How Often Do You Check The Scale?

March 10, 2008 · Print This Article

Once a year? Once a month? Once a week? Every day? More than one time every day?

I know lots of people that check the scale each and every day, and some that even check it more than once a day. There’s people at every gym I’ve ever been to that check their weight before their workout, and then again, after they complete their workout. I know some people that check it before they hit the steam room/sauna and then recheck after. For what? What do you think it’s telling you?

The Truth

I’ll be 100% honest with you, I was one of those people until I learned the truth. This truth you are about to read changed my life forever. If you are trying to improve your appearance by losing weight, you’d better listen up.

There’s approximately 3, 500 calories in one pound of body fat. This means you’ll need to create a deficit of 3,500 calories in order to lose one pound of body fat. It’s the same with gaining body fat. You’d need to have a surplus of 3,500 calories your body doesn’t need in order to create one pound of body fat. Now obviously, this doesn’t happen in an hour. It doesn’t happen in a day.

Let’s say your body takes 2,000 calories a day to maintain exactly the same weight (not counting the constantly changing level of water in your body). You consume 1,750 calories and expend 250 calories through exercise. You now have a 500 calorie deficit. If you did this every day for a week, you would lose approximately 1 lb of fat after a week’s time.

7 days X -500 calories each day = -3,500 calories

The Most Commonly Misused Measuring Device In The World

A scale is a measuring device. The number it gives you tells you the total sum of mass for everything you put on it.

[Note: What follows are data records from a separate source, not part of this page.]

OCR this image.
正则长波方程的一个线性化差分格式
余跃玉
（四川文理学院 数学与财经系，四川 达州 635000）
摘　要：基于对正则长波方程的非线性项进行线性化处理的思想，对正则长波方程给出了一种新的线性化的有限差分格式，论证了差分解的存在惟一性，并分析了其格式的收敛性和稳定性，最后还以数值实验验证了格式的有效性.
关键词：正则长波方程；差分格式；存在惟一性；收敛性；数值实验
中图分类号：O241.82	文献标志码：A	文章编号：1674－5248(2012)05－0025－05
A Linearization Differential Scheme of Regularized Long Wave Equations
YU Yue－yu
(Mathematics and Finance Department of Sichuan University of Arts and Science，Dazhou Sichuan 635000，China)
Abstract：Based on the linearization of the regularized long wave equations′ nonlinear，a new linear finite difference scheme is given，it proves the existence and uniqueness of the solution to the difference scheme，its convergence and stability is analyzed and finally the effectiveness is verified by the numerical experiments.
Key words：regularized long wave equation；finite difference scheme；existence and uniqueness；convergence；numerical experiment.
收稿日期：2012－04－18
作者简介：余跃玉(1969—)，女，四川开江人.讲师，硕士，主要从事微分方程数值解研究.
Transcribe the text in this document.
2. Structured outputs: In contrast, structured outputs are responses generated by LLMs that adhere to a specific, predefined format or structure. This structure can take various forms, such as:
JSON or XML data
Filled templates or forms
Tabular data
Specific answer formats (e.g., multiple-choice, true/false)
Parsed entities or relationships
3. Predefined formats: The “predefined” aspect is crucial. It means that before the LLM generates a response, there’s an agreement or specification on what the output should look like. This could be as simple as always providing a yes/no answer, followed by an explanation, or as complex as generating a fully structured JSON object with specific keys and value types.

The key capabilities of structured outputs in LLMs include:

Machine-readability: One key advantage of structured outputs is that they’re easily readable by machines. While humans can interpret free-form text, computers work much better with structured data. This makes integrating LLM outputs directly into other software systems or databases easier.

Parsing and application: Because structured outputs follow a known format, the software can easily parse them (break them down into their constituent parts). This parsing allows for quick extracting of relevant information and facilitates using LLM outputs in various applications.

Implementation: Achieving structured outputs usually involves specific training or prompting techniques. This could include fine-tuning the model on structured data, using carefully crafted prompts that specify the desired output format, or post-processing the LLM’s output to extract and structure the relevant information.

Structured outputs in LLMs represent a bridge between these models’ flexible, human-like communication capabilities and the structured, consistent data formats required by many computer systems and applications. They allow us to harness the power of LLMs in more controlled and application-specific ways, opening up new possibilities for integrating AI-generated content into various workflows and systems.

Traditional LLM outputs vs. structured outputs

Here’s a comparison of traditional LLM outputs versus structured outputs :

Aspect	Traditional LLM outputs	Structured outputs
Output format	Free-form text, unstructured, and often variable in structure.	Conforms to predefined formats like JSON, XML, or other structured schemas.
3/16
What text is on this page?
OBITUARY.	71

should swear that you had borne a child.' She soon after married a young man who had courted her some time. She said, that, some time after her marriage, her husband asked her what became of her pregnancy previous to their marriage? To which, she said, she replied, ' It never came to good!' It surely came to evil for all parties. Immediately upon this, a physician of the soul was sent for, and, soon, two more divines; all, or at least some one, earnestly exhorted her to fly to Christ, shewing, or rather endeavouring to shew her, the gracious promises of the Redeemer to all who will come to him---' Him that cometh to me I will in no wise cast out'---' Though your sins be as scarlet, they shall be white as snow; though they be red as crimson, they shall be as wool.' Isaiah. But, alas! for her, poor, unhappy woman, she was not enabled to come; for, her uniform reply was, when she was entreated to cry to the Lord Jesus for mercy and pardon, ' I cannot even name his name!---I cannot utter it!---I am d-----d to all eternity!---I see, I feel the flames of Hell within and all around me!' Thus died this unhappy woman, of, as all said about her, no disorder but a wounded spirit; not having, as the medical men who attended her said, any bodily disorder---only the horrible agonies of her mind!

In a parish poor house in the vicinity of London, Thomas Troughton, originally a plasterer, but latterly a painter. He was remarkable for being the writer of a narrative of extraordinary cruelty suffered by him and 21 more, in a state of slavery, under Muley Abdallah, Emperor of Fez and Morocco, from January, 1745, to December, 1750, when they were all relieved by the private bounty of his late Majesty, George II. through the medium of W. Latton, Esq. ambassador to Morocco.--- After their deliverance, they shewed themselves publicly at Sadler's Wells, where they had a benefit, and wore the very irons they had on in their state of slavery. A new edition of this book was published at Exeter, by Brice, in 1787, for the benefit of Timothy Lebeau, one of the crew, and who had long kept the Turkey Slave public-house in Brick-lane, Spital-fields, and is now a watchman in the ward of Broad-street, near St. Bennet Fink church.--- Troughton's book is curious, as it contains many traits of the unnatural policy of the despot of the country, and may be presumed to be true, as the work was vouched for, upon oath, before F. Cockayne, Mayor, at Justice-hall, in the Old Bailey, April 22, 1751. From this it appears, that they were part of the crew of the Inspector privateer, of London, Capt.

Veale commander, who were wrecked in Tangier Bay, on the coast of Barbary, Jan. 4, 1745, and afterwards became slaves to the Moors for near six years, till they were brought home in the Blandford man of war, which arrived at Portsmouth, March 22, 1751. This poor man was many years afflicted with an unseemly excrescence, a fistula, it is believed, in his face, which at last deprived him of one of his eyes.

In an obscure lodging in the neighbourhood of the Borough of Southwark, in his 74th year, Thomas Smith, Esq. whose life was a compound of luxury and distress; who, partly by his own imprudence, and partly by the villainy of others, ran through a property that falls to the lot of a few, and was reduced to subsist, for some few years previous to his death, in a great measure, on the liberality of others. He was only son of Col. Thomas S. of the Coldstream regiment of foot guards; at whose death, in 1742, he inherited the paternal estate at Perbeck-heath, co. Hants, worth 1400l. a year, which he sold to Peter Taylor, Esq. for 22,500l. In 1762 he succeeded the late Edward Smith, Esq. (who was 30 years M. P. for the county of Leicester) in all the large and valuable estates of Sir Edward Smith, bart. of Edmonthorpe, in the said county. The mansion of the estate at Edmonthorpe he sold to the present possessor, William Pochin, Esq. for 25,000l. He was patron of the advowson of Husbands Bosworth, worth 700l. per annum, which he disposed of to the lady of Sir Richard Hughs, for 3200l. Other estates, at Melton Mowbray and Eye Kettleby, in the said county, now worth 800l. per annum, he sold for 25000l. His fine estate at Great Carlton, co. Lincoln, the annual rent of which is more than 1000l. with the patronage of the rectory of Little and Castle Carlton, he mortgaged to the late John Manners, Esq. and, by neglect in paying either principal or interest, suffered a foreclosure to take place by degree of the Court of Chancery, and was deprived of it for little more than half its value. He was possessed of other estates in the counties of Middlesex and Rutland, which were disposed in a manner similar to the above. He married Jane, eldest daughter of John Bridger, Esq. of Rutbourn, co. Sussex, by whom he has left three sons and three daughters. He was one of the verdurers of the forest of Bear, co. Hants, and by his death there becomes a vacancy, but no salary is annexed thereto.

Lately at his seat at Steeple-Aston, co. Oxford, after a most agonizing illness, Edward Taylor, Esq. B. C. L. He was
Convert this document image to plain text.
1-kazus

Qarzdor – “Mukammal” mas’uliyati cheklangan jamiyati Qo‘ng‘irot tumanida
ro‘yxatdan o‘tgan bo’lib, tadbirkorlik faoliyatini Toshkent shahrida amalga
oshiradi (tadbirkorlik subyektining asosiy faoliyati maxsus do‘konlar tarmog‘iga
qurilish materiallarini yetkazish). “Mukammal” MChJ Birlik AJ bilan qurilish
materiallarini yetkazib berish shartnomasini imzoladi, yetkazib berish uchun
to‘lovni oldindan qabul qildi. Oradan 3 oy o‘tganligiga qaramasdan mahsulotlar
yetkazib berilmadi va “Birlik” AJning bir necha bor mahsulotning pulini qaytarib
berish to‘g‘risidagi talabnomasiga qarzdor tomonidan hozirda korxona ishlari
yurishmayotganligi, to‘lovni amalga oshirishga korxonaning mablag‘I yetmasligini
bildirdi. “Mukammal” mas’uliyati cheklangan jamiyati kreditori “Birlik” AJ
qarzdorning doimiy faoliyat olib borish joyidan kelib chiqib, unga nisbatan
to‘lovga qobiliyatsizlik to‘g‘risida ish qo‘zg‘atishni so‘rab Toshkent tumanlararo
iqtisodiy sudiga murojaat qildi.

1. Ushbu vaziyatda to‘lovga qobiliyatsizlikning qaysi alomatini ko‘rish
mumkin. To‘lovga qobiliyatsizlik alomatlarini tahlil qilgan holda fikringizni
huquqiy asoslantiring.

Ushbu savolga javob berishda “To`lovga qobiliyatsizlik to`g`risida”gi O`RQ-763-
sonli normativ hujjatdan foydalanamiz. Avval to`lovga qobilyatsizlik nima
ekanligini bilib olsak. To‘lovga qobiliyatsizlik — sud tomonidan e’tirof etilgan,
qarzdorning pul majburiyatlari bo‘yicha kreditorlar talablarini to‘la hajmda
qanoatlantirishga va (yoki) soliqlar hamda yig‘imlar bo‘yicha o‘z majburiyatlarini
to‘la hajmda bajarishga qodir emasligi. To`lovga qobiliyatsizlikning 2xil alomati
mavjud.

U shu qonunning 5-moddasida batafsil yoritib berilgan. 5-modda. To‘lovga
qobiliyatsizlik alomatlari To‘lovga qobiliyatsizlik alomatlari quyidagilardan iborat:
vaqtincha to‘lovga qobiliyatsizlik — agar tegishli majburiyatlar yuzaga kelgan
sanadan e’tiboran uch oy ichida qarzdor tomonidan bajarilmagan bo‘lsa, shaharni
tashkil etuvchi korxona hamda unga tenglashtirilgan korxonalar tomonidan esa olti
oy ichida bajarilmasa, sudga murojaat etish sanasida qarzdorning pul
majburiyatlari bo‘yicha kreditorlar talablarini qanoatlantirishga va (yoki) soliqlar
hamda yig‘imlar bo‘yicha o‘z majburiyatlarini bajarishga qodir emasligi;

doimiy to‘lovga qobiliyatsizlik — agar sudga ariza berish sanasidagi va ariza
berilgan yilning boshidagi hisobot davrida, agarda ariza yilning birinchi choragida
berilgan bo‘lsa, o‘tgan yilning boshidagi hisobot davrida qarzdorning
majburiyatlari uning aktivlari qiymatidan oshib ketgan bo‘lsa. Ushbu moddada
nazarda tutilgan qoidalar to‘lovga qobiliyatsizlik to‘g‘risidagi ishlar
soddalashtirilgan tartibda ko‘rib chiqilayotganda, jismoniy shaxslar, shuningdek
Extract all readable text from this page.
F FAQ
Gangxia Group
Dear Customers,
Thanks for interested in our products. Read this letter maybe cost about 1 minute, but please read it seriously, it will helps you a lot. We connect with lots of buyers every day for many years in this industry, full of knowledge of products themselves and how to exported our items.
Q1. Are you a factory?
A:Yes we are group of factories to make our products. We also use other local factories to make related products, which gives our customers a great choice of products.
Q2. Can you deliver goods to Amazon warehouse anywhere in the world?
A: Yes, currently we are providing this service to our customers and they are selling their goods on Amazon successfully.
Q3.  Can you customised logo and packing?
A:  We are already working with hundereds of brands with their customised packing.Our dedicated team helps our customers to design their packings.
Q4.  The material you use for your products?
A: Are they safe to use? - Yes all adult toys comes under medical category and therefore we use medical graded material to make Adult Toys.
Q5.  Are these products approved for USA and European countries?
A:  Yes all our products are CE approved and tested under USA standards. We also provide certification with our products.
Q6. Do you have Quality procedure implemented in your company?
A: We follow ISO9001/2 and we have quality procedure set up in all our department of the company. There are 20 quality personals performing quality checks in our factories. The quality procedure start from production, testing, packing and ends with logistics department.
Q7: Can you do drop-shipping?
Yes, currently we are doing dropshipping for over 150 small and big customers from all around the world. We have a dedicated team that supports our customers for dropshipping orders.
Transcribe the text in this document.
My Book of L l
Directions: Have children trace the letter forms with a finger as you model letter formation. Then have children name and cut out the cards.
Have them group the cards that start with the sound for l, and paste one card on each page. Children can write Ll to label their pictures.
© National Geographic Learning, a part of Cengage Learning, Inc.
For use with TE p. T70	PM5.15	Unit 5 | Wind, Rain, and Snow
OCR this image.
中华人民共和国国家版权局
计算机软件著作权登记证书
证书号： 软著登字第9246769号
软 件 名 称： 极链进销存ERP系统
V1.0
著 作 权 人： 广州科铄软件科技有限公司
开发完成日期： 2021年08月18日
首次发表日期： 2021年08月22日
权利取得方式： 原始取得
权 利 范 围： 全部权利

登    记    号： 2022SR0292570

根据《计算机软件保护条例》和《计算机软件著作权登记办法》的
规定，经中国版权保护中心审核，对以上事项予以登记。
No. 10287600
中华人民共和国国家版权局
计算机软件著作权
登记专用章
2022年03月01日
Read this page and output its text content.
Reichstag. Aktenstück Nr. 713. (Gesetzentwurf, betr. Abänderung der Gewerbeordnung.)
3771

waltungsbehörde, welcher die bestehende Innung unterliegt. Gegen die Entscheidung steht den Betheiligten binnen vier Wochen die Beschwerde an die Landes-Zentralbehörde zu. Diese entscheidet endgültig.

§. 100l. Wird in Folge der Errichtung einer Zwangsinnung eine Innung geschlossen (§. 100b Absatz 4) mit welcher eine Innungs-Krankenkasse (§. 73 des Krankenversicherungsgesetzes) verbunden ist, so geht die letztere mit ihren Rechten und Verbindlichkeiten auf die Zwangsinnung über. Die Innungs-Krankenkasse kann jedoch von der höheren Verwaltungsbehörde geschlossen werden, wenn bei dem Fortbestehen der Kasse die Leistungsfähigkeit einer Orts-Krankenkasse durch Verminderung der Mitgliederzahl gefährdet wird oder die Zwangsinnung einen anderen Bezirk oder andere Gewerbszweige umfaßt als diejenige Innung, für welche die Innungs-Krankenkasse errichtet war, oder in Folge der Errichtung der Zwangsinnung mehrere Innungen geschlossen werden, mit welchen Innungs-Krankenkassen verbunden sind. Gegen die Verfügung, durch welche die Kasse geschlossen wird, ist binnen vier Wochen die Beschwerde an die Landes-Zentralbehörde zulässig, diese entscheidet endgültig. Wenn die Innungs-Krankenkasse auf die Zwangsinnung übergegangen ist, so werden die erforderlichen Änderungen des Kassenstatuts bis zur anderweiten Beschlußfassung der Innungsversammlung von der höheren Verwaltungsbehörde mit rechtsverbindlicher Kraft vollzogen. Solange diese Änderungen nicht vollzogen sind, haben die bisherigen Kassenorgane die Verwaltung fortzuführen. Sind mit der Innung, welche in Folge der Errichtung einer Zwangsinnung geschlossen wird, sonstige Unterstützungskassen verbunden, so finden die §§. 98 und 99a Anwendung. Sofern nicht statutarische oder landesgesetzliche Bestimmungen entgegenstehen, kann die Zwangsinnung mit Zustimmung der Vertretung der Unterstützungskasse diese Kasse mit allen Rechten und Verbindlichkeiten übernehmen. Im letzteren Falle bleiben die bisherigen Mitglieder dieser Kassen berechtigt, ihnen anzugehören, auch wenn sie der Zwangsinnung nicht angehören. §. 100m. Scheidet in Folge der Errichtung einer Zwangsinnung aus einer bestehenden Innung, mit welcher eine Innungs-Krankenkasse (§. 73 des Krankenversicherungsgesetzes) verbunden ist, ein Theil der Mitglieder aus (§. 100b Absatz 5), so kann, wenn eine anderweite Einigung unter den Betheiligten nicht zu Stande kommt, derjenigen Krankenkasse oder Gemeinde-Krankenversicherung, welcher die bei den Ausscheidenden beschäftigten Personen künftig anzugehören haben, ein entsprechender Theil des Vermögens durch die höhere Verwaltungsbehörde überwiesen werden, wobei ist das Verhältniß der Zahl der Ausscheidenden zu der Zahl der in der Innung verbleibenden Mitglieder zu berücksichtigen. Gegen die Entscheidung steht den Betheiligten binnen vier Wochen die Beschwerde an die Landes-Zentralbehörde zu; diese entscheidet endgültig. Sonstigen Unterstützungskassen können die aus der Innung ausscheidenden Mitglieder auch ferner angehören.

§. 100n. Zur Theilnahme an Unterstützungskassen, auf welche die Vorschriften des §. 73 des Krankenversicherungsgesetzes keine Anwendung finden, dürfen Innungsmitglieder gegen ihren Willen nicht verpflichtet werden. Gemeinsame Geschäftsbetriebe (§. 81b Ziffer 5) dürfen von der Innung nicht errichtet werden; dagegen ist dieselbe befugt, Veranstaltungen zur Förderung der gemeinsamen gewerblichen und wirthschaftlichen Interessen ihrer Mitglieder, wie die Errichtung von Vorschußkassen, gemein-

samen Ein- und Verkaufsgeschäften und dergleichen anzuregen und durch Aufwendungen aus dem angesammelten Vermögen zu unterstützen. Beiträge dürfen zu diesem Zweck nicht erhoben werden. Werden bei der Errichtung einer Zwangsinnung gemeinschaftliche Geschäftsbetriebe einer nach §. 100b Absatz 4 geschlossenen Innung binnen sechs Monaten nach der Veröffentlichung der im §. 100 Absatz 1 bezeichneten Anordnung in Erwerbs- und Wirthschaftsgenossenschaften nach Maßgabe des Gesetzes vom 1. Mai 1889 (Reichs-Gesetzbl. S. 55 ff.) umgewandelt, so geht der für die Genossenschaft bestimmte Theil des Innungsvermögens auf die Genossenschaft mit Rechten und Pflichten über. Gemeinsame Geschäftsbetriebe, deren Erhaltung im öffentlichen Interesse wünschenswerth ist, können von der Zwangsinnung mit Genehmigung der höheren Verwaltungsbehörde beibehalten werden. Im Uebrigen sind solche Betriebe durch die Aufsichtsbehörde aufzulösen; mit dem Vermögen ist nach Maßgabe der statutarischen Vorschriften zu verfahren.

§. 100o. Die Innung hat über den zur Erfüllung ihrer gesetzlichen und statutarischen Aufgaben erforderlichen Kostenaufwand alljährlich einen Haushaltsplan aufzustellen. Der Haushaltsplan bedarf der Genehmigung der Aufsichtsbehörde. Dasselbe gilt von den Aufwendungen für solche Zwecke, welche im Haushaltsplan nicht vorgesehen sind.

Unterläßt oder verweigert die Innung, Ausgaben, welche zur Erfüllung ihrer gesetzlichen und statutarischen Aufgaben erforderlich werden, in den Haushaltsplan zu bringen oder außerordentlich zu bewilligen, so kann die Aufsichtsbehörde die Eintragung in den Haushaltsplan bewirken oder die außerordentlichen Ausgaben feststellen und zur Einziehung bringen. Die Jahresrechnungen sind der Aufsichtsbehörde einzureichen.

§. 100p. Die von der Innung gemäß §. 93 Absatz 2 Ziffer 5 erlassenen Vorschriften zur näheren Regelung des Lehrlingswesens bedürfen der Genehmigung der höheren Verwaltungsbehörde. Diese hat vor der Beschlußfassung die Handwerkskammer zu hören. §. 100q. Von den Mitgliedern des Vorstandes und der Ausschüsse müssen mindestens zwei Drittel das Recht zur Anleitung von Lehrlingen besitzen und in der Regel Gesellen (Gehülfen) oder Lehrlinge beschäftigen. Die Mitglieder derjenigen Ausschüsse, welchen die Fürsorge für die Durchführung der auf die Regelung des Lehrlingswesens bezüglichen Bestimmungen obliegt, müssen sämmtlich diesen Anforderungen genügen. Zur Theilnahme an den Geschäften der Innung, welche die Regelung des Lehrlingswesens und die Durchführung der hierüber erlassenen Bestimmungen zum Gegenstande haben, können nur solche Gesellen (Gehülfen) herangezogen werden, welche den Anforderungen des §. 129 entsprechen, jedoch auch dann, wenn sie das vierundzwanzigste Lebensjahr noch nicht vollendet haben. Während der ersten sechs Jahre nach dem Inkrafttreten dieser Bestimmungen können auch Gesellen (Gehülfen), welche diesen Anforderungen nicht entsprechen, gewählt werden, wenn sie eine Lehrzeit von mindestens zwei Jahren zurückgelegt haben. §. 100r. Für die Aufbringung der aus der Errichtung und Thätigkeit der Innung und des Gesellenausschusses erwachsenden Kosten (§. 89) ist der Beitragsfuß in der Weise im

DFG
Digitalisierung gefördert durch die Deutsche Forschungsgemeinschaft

We often use them to measure our weight. It works well for that. However, there are many things a scale doesn’t tell you.

If you are measuring a human body, a scale DOES NOT tell you how much of the body weight you put on it is lean, fat, or water weight; it just gives you the total sum of all three. You might notice that the scale tells you different numbers depending on the time of day, your activity level, or whether you just ate or not. You might have noticed that you’re lighter in the morning than you are in the evening. This is the level of water changing in your body.

You are constantly losing water. Water is lost in small amounts through the feces and with each breath you exhale. Insensible perspiration on the skin is not visible. This invisible sweating is almost pure water and accounts for about 30% of body water loss. Most of our water loss comes from urinary output.

If you are trying to change your appearance, losing 5 lbs of water this way isn’t going to help you change your appearance permanently. You’ll put most of it right back on the very first time you eat/drink something.

A Better Way To Measure

Enter the body fat measurement. Knowing your body fat percentage will tell you your body’s total fat mass and total fat free mass; information that is much more valuable than knowing what the total of both of them together.

There’s quite a few different methods to check your body fat. Here’s a couple that most people have access to.

1. Get a qualified trainer to do a skin-fold test for you. This is the method most fitness professionals use to measure their clients. Test with the same trainer each time. Pay close attention. Make sure your trainer isn’t pinching you “nicely”. You want the truth (a skin-fold measurement), not an ego boost (a thin-fold measurement).

2. Electronic scales that check body fat and weight have become pretty popular and are available at almost any store. They aren’t the most accurate way to check, but you can probably use it to check for change. They should give you a pretty consistent reading if you use it the same time every day. If you are going to use this method, I suggest you check it first thing in the morning after you wake up, before you start moving around.

With the information I’ve just given you, you should know now that checking the scale each day is basically completely useless. Don’t feel bad about it. Make the necessary changes in your attitude towards changing your appearance and in your diet/exercise program.

If you’re starting an exercise program and making changes to your diet/eating habits, I suggest checking weight, body composition (% body fat), and circumference measurements once every 3 weeks. If you still want to look at the scale each day and you’re waiting for a permanent solution that only takes an hour, a day or a week, you’ll be looking at the scale each day and searching till the day you die.